19th century Northumberland people and places brought to life via new website

A treasure trove of material about 19th century Northumberland is about to be revealed.

Friday, 27th August 2021, 11:49 am
The team of volunteer transcribers.

A new website – namebooks.org.uk – is launching on September 1 and anyone interested will be able to search the contents of over 100 notebooks documenting the pioneering fieldwork behind the original Ordnance Survey maps created in the 1860s.

In the years around 1860, Northumberland (including Tyneside) was invaded by sappers of the Royal Engineers — a peaceful invasion, armed with notebooks and surveying gear.
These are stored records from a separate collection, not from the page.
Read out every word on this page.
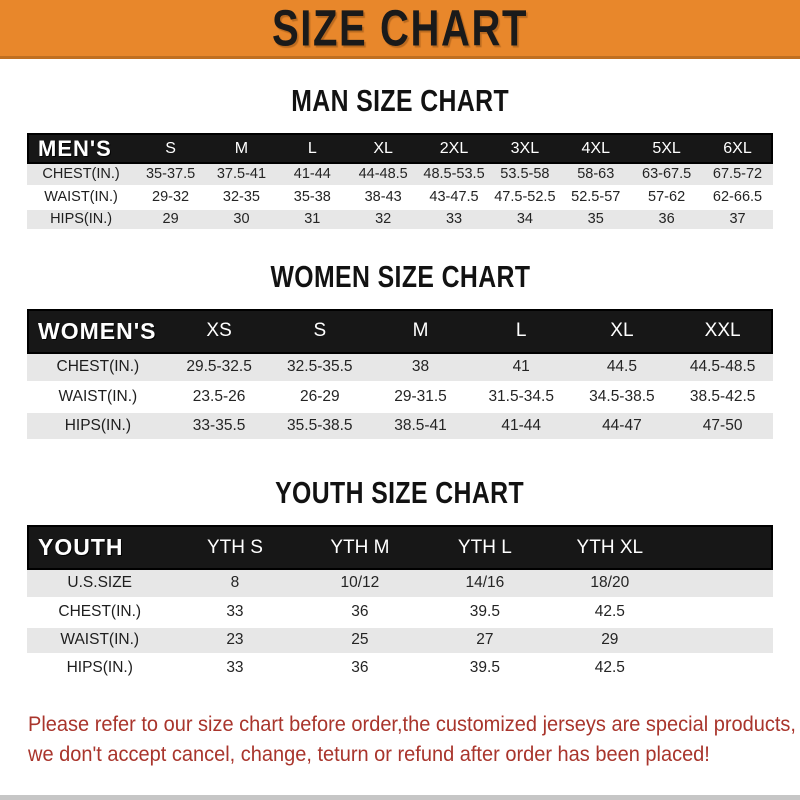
SIZE CHART
MAN SIZE CHART
MEN'S	S	M	L	XL	2XL	3XL	4XL	5XL	6XL
CHEST(IN.)	35-37.5	37.5-41	41-44	44-48.5	48.5-53.5	53.5-58	58-63	63-67.5	67.5-72
WAIST(IN.)	29-32	32-35	35-38	38-43	43-47.5	47.5-52.5	52.5-57	57-62	62-66.5
HIPS(IN.)	29	30	31	32	33	34	35	36	37
WOMEN SIZE CHART
WOMEN'S	XS	S	M	L	XL	XXL
CHEST(IN.)	29.5-32.5	32.5-35.5	38	41	44.5	44.5-48.5
WAIST(IN.)	23.5-26	26-29	29-31.5	31.5-34.5	34.5-38.5	38.5-42.5
HIPS(IN.)	33-35.5	35.5-38.5	38.5-41	41-44	44-47	47-50
YOUTH SIZE CHART
YOUTH	YTH S	YTH M	YTH L	YTH XL	
U.S.SIZE	8	10/12	14/16	18/20	
CHEST(IN.)	33	36	39.5	42.5	
WAIST(IN.)	23	25	27	29	
HIPS(IN.)	33	36	39.5	42.5	
Please refer to our size chart before order,the customized jerseys are special products,
we don't accept cancel, change, teturn or refund after order has been placed!
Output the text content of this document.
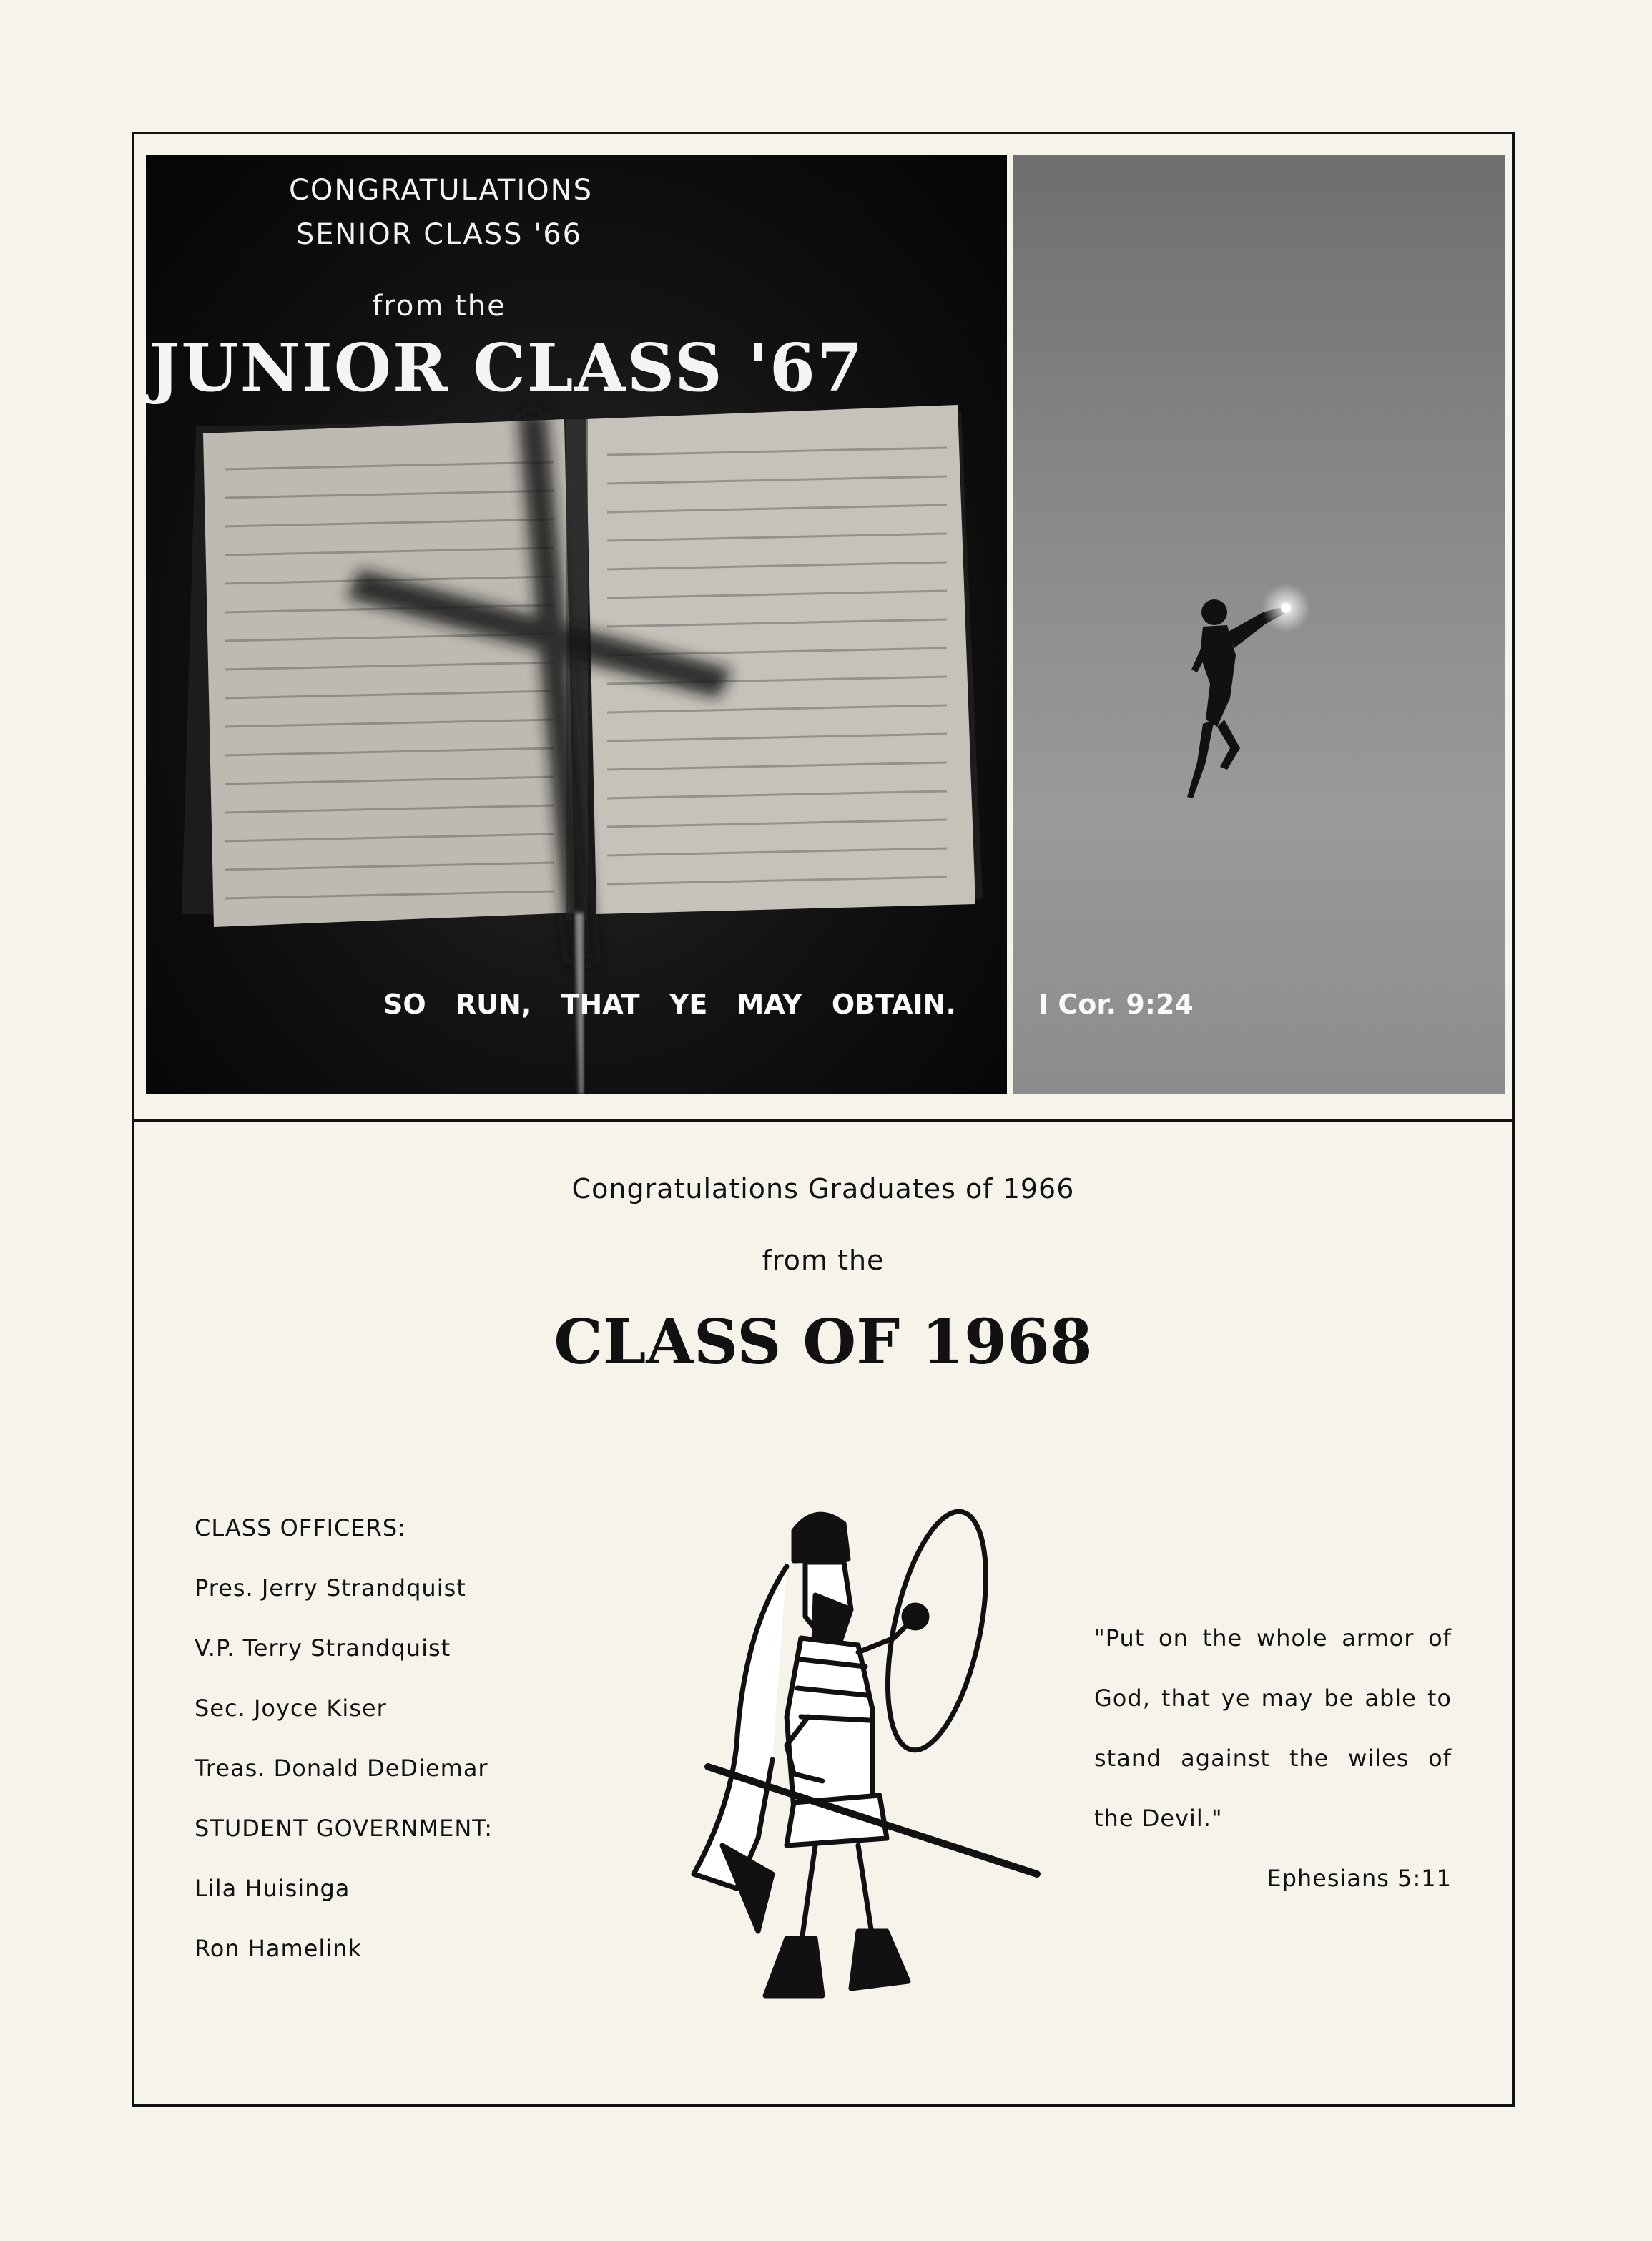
CONGRATULATIONS
SENIOR CLASS '66
from the
JUNIOR CLASS '67
SO RUN, THAT YE MAY OBTAIN.	I Cor. 9:24
Congratulations Graduates of 1966
from the
CLASS OF 1968
CLASS OFFICERS:
Pres. Jerry Strandquist
V.P. Terry Strandquist
Sec. Joyce Kiser
Treas. Donald DeDiemar
STUDENT GOVERNMENT:
Lila Huisinga
Ron Hamelink
"Put on the whole armor of
God, that ye may be able to
stand against the wiles of
the Devil."
Ephesians 5:11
Together with civilian surveyors, they were part of the first Ordnance Survey of Britain and Ireland.

All the fieldwork for Northumberland is recorded by hand in 103 ‘Name Books’, now housed in The National Archives, Kew and one (covering Berwick) in Edinburgh.

The passage on Newton-by-the-Sea.

They are a lucky survival, as nationally all the Name Books for England except for those in the four northern counties and parts of Hampshire were destroyed in the Southampton Blitz.

Since 2016, retired Newcastle University professor Diana Whaley has been leading a project to bring the Northumberland Name Books into public view. This involved digitising over 10,000 images from the Kew archives. A team of over 30 dedicated volunteers then transcribed the pages, which have now been uploaded onto the specially developed website.

The surveyors’ brief in compiling the Name Books was to note the name of every place to appear on the map, including variants and the local informants who vouched for them, and then decide on the definitive form.

Over 15,000 Northumberland names are recorded, many of them using dialect terms such as law and knowe for hills or burn, letch and sike for streams.

Low Newton.

Some are bizarre gems such as Shinny Gripe Lug, Kitten Tom and two Glororums.

"The language and history of Northumbria came alive as we worked through the Name Books,” explains volunteer transcriber Christopher Coombe.

Each record also includes ‘descriptive remarks’, so there are thumbnail sketches of thousands of places in every corner of the county.

Many entries are terse and business-like, but some add snippets of local history or legend, or colourful details that go way beyond the needs of mapping.

"For anyone interested in our area’s past and present, in names, or in the story behind our mapping, the Northumberland Name Books are a wonderful resource well worth exploring,” said Professor Whaley.